Drittes Abenteuer

Wie Siegfried nach Worms kam

Dem Herren mühte selten · irgend ein Herzeleid.
Er hörte Kunde sagen · wie eine schöne Maid
In Burgonden wäre, · nach Wünschen wohlgethan,
Von der er bald viel Freuden · und auch viel Leides gewann.

Das Lob ihrer Schöne · vernahm man weit und breit,
Und auch ihr Hochgemüthe · ward zur selben Zeit
Bei der Jungfraue · viel Helden wohlbekannt:
Das ladete viel der Gäste · König Gunthern in das Land.

So viel man auch der Werbenden · um ihre Minne sah,
Kriemhild in ihrem Sinne · sprach dazu nicht Ja,
Daß sie Einen wollte · zum geliebten Mann:
Gar fremd noch war ihr Jener, · dem sie bald ward unterthan.

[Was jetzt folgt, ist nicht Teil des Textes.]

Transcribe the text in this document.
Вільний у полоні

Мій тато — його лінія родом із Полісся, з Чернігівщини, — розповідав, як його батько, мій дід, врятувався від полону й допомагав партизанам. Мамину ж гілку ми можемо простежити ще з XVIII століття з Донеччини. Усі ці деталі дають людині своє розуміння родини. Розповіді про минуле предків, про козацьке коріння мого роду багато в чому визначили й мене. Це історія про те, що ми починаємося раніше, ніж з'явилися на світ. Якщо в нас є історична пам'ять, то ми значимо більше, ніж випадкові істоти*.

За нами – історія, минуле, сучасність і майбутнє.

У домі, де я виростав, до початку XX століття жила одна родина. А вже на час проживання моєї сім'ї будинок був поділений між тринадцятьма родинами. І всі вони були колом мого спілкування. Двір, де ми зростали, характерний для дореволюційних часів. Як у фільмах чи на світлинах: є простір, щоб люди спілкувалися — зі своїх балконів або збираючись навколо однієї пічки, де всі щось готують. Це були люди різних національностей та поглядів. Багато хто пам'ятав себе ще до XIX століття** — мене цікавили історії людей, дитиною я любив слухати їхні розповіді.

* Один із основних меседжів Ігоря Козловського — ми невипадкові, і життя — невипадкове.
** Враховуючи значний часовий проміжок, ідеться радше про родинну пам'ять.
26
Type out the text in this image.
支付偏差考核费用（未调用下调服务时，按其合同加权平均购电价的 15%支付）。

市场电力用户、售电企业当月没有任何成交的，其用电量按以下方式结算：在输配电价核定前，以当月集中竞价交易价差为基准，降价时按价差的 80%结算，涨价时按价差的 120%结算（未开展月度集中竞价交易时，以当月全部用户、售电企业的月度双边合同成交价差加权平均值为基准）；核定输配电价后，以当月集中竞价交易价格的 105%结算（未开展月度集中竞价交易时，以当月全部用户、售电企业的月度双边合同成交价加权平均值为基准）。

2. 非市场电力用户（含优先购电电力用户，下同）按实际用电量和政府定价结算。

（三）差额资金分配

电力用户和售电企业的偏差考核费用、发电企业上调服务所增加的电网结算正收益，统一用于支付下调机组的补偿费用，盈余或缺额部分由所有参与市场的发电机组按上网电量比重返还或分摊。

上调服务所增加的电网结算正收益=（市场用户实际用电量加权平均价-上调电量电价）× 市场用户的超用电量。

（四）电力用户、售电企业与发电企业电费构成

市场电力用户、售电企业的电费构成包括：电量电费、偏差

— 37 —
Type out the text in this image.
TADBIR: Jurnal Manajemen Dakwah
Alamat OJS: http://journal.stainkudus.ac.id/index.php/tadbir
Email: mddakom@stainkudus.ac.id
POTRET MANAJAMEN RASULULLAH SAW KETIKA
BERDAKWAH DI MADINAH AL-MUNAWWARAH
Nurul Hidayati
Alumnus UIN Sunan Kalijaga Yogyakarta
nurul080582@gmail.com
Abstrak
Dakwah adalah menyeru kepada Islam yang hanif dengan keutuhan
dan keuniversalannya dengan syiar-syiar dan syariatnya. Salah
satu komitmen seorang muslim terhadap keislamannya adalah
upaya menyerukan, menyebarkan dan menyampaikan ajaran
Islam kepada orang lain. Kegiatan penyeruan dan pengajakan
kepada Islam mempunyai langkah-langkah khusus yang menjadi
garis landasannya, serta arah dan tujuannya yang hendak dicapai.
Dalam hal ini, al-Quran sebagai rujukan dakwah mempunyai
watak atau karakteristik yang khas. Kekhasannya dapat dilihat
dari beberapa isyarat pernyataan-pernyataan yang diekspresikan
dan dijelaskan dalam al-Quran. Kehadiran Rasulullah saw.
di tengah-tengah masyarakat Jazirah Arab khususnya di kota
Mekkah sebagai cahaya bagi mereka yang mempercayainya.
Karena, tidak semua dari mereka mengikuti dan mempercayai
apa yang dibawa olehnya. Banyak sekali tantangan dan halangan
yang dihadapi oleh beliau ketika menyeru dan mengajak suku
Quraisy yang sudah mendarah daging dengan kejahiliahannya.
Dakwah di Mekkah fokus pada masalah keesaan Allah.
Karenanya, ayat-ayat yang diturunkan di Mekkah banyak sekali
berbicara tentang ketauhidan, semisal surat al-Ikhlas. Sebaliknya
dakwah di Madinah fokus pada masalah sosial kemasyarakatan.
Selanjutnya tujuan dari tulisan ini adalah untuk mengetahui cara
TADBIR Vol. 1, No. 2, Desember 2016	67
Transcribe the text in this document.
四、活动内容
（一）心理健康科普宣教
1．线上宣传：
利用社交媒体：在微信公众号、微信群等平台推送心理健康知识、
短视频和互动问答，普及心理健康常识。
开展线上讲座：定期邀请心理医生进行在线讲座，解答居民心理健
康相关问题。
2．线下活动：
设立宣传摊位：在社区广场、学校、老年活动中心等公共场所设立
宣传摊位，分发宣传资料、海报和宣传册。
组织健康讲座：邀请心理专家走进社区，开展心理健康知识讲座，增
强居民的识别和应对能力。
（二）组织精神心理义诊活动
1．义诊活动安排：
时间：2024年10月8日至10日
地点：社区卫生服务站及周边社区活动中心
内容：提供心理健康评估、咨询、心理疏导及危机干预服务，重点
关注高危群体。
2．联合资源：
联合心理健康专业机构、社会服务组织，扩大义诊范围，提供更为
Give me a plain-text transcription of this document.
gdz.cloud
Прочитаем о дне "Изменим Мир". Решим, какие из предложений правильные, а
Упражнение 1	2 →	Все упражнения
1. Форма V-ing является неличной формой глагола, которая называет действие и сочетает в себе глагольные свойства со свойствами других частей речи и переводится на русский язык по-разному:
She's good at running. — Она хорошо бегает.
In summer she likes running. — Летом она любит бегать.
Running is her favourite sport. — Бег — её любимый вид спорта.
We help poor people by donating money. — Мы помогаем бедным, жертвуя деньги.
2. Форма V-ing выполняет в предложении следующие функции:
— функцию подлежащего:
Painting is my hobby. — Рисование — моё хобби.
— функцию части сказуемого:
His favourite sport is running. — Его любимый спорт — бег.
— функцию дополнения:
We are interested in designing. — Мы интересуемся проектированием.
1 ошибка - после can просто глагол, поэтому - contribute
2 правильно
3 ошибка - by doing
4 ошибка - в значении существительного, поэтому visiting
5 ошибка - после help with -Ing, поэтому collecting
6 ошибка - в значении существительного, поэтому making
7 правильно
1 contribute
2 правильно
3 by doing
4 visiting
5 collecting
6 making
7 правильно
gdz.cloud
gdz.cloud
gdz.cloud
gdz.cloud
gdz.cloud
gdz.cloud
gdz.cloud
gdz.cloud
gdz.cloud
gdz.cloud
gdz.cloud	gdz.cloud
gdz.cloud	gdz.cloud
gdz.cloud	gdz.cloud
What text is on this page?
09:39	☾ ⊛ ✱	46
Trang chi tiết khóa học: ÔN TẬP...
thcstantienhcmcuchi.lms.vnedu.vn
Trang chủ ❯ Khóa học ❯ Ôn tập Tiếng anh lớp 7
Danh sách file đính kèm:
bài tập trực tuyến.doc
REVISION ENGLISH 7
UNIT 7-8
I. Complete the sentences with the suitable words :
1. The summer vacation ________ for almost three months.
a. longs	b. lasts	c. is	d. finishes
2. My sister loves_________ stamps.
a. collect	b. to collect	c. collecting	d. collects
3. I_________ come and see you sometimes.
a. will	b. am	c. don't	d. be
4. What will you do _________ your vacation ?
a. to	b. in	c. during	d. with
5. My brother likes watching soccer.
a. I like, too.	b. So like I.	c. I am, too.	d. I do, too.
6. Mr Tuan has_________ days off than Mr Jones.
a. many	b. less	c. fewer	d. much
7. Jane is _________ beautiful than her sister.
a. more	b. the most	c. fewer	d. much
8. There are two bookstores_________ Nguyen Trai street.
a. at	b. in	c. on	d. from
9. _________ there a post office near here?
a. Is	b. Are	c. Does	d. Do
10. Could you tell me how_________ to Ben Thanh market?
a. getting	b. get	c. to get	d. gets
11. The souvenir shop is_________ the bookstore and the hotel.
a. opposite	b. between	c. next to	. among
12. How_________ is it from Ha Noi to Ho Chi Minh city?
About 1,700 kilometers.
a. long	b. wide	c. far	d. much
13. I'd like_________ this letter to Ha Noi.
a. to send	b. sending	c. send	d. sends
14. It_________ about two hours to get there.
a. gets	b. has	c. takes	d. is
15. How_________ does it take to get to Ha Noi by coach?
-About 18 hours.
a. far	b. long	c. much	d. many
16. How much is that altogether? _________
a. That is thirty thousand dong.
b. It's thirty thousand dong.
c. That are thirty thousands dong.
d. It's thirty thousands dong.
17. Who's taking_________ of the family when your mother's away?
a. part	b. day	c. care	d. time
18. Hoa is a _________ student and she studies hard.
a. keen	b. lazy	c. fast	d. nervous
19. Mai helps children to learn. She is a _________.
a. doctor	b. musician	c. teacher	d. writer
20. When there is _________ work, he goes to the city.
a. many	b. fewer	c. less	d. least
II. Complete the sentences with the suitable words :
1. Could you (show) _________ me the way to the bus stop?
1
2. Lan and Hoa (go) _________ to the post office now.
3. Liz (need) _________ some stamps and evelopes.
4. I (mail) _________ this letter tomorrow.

Da dacht auf hohe Minne · der Sieglinde Kind:
Der andern Werben alle · war wider seins ein Wind.
Er mochte wohl verdienen · schöner Frauen Leib.
Bald ward die edle Kriemhild · des kühnen Siegfriedes Weib.

Ihm riethen seine Freunde · und die in seinem Lehn,
Wenn er stete Minne · sich zum Ziel ersehn,
So soll' er eine werben, · der er sich nicht zu schämen.
Da sprach der edle Siegfried: · "So will ich Kriemhilden nehmen,

"Die schöne Jungfraue · von Burgondenland
Ob ihrer großen Schönheit. · Das ist mir wohlbekannt,
Kein Kaiser sei so mächtig, · dem, würb er um ein Weib,
Zu minnen nicht geziemte · der reichen Königin Leib."

Diese Märe hörte · der König Siegmund.
Es sprachen seine Leute: · also ward ihm kund
Seines Kindes Wille. · Es war ihm höchlich leid,
Daß er werben wolle · um diese herrliche Maid.

Die Königin auch erfuhr es, · die edle Sieglind:
Die muste große Sorge · tragen um ihr Kind,
Denn sie kannte Gunthern · und die in seinem Bann;
Das Werben man dem Degen · sehr zu verleiden begann.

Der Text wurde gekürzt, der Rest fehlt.